Orrido di Bellano, salviamolo dallo scempio
Interrogazione sui lavori e sugli effetti sull’oasi
Il gruppo “Bellano guarda avanti” porta la vicenda in consiglio comunale. L’enorme struttura in plastica sta facendo fuggire i turisti, un tempo numerosi

Nuovo importante passo avanti sulla questione Orrido di Bellano. Infatti i consiglieri del gruppo di minoranza «Bellano guarda avanti» hanno presentato un’interrogazione relativa ai lavori che si stanno eseguendo nella struttura turistica. Il capogruppo Antonio Rusconi spiega: «Abbiamo deciso di intraprendere questo passo istituzionale, quello cioè di porre un’interrogazione al sindaco Roberto Santalucia per fare un po’ di chiarezza su tutta la vicenda dei lavori alla centrale idroelettrica e dei loro effetti sull’Orrido».

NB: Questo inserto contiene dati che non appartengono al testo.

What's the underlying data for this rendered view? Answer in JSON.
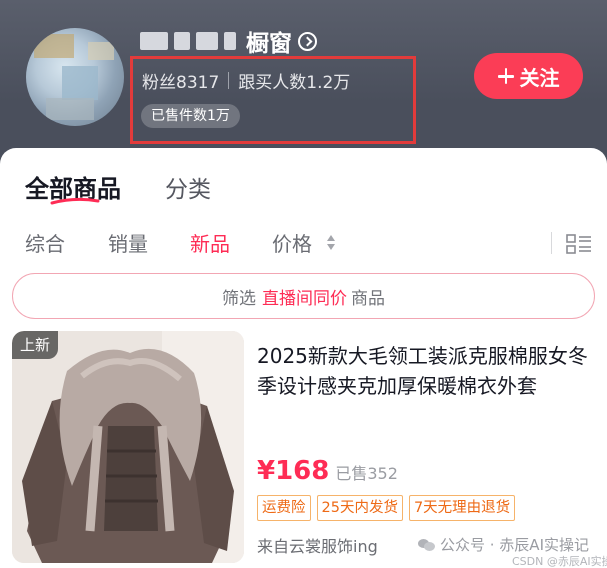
{
  "header": {
    "store_name": "橱窗",
    "fans_label": "粉丝8317",
    "buyers_label": "跟买人数1.2万",
    "sold_label": "已售件数1万",
    "follow_label": "关注",
    "icons": [
      "avatar",
      "circle-arrow-right-icon",
      "plus-icon"
    ]
  },
  "tabs": {
    "all_products": "全部商品",
    "categories": "分类"
  },
  "sort": {
    "comprehensive": "综合",
    "sales": "销量",
    "new": "新品",
    "price": "价格"
  },
  "filter": {
    "prefix": "筛选",
    "highlight": "直播间同价",
    "suffix": "商品"
  },
  "product": {
    "tag": "上新",
    "title": "2025新款大毛领工装派克服棉服女冬季设计感夹克加厚保暖棉衣外套",
    "price": "¥168",
    "sold": "已售352",
    "badges": [
      "运费险",
      "25天内发货",
      "7天无理由退货"
    ],
    "shop": "来自云裳服饰ing"
  },
  "watermark": {
    "text": "公众号 · 赤辰AI实操记",
    "csdn": "CSDN @赤辰AI实操记"
  },
  "colors": {
    "accent": "#fe2c55",
    "highlight_box": "#e23b3b",
    "badge": "#ee6a16",
    "header_bg": "#4f5461"
  }
}
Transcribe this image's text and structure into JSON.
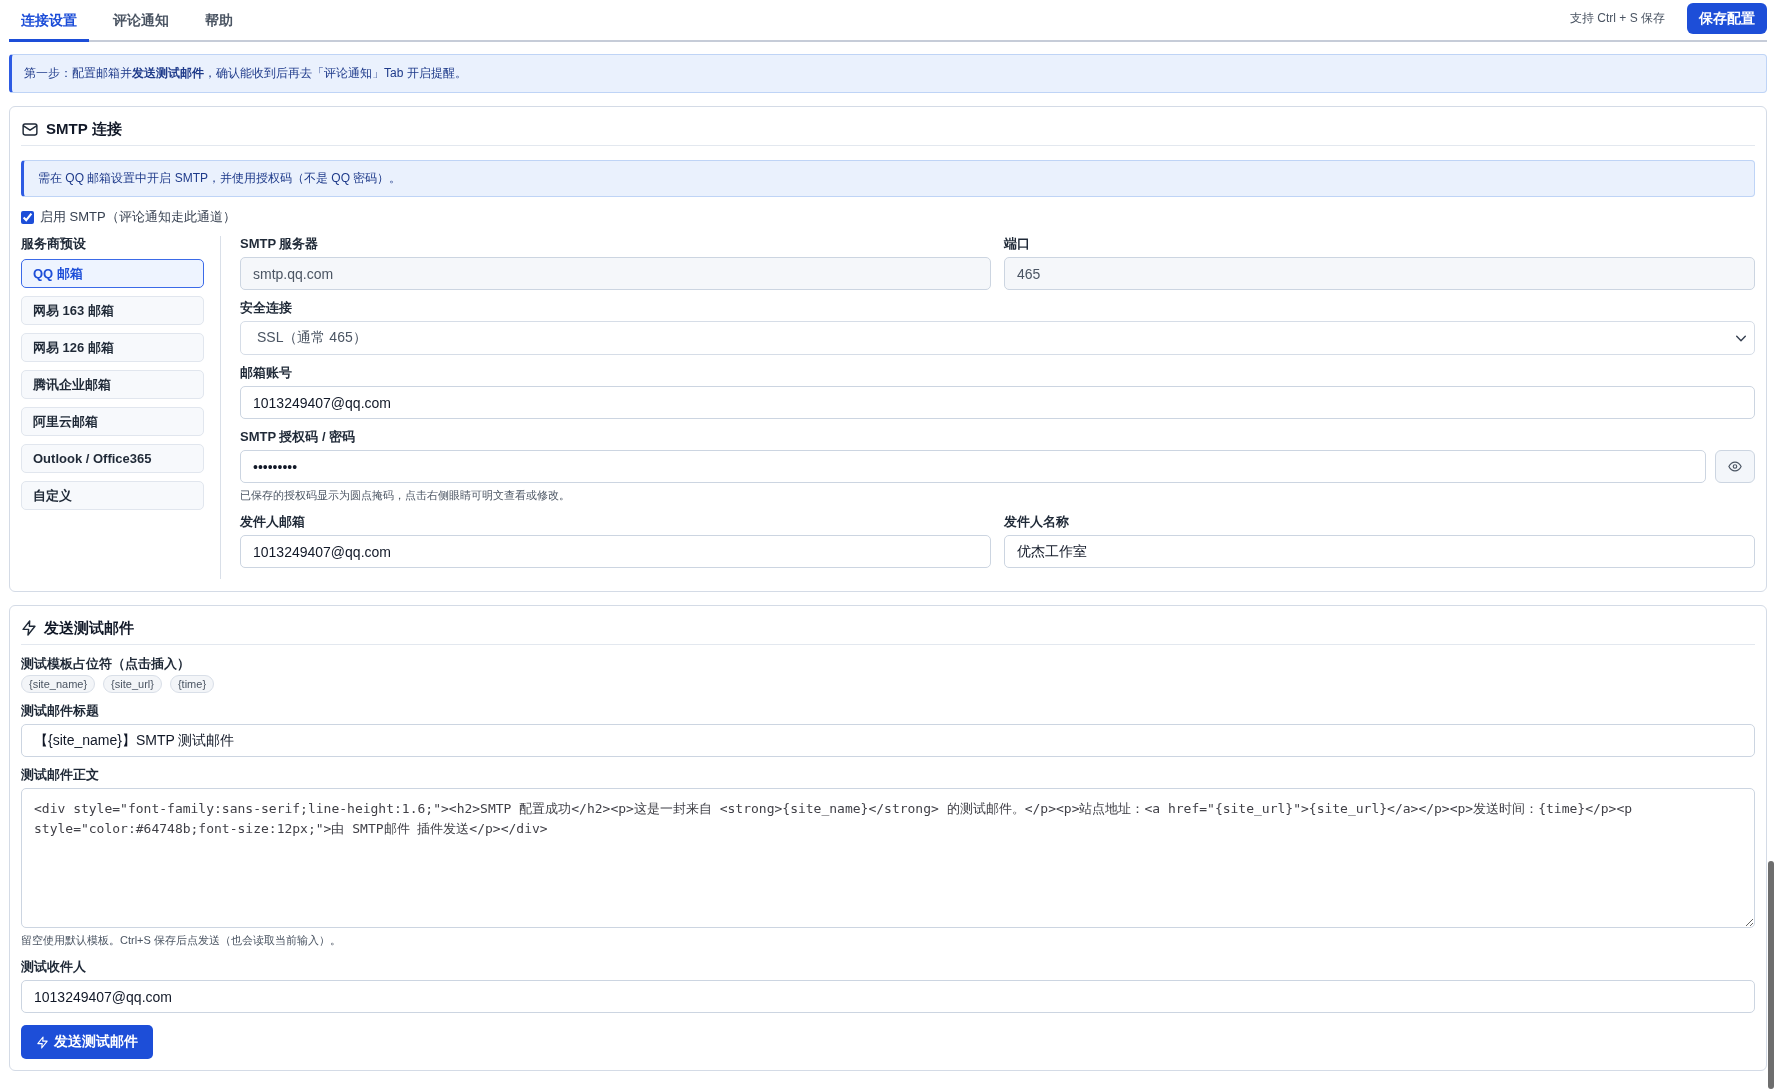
{
  "tabs": [
    {
      "label": "连接设置",
      "selected": true
    },
    {
      "label": "评论通知",
      "selected": false
    },
    {
      "label": "帮助",
      "selected": false
    }
  ],
  "toolbar": {
    "hint": "支持 Ctrl + S 保存",
    "save_button": "保存配置"
  },
  "notice": "第一步：配置邮箱并**发送测试邮件**，确认能收到后再去「评论通知」Tab 开启提醒。",
  "smtp_card": {
    "title": "SMTP 连接",
    "info": "需在 QQ 邮箱设置中开启 SMTP，并使用授权码（不是 QQ 密码）。",
    "enable": {
      "label": "启用 SMTP（评论通知走此通道）",
      "checked": true
    },
    "presets": {
      "label": "服务商预设",
      "items": [
        {
          "label": "QQ 邮箱",
          "selected": true
        },
        {
          "label": "网易 163 邮箱",
          "selected": false
        },
        {
          "label": "网易 126 邮箱",
          "selected": false
        },
        {
          "label": "腾讯企业邮箱",
          "selected": false
        },
        {
          "label": "阿里云邮箱",
          "selected": false
        },
        {
          "label": "Outlook / Office365",
          "selected": false
        },
        {
          "label": "自定义",
          "selected": false
        }
      ]
    },
    "field_rows": [
      [
        {
          "kind": "text",
          "label": "SMTP 服务器",
          "value": "smtp.qq.com",
          "readonly": true
        },
        {
          "kind": "text",
          "label": "端口",
          "value": "465",
          "readonly": true
        }
      ],
      [
        {
          "kind": "select",
          "label": "安全连接",
          "value": "SSL（通常 465）"
        }
      ],
      [
        {
          "kind": "text",
          "label": "邮箱账号",
          "value": "1013249407@qq.com",
          "readonly": false
        }
      ],
      [
        {
          "kind": "password",
          "label": "SMTP 授权码 / 密码",
          "value": "•••••••••",
          "hint": "已保存的授权码显示为圆点掩码，点击右侧眼睛可明文查看或修改。"
        }
      ],
      [
        {
          "kind": "text",
          "label": "发件人邮箱",
          "value": "1013249407@qq.com",
          "readonly": false
        },
        {
          "kind": "text",
          "label": "发件人名称",
          "value": "优杰工作室",
          "readonly": false
        }
      ]
    ]
  },
  "test_card": {
    "title": "发送测试邮件",
    "placeholders": {
      "label": "测试模板占位符（点击插入）",
      "items": [
        "{site_name}",
        "{site_url}",
        "{time}"
      ]
    },
    "subject": {
      "label": "测试邮件标题",
      "value": "【{site_name}】SMTP 测试邮件"
    },
    "body": {
      "label": "测试邮件正文",
      "value": "<div style=\"font-family:sans-serif;line-height:1.6;\"><h2>SMTP 配置成功</h2><p>这是一封来自 <strong>{site_name}</strong> 的测试邮件。</p><p>站点地址：<a href=\"{site_url}\">{site_url}</a></p><p>发送时间：{time}</p><p style=\"color:#64748b;font-size:12px;\">由 SMTP邮件 插件发送</p></div>",
      "hint": "留空使用默认模板。Ctrl+S 保存后点发送（也会读取当前输入）。"
    },
    "recipient": {
      "label": "测试收件人",
      "value": "1013249407@qq.com"
    },
    "send_button": "发送测试邮件"
  }
}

Tante le questioni poste sul banco e Rusconi aggiunge: «Vogliamo poter spiegare ai bellanesi quello che è successo in questi ultimi tre anni e cosa ci aspetta per il futuro. Vogliamo che sia chiaro chi ha permesso questi lavori e perché sono stati eseguiti e portati avanti. Vogliamo sapere cosa il Comune di Bellano può ottenere dalla società che sta eseguendo i lavori in fase di stipula della nuova convenzione per il bene di Bellano e per mantenere in essere la magia dell’Orrido. La discussione in Consiglio è un passo istituzionale molto importante, e il nostro gruppo non intende fare sconti a nessuno, perché crediamo che i cittadini abbiamo bisogno di un’informazione corretta e puntuale, senza proprie verità o occultamenti delle responsabilità in caso di irregolarità. Speriamo che questo consiglio comunale sia partecipato in massa dai bellanesi e che sia il punto di partenza per fare chiarezza su tutta la vicenda».
Auspicio anche del sindaco Santalucia che ha inserito subito l’interrogazione nell’ordine del giorno in discussione mercoledì prossimo. «Avrei potuto aspettare – afferma il primo cittadino – ma sono ben felice di poter parlare della vicenda in modo chiaro mostrando gli atti perché qui siamo di fronte a un caso di informazione negata. Sono sinceramente dispiaciuto che chi era deputato a controllare quello che avveniva con questa convenzione negli anni scorsi non lo ha fatto e adesso ne approfitta diffondendo informazioni costruite ad arte e inventandosi raccolte firme tendenziose. Il Consiglio sarà l’occasione per fare chiarezza su questa vicenda con tutti i dati e i nomi così da mettere fine alla mistificazione dei fatti in corso. Spero che tanti cittadini siano presenti alla seduta».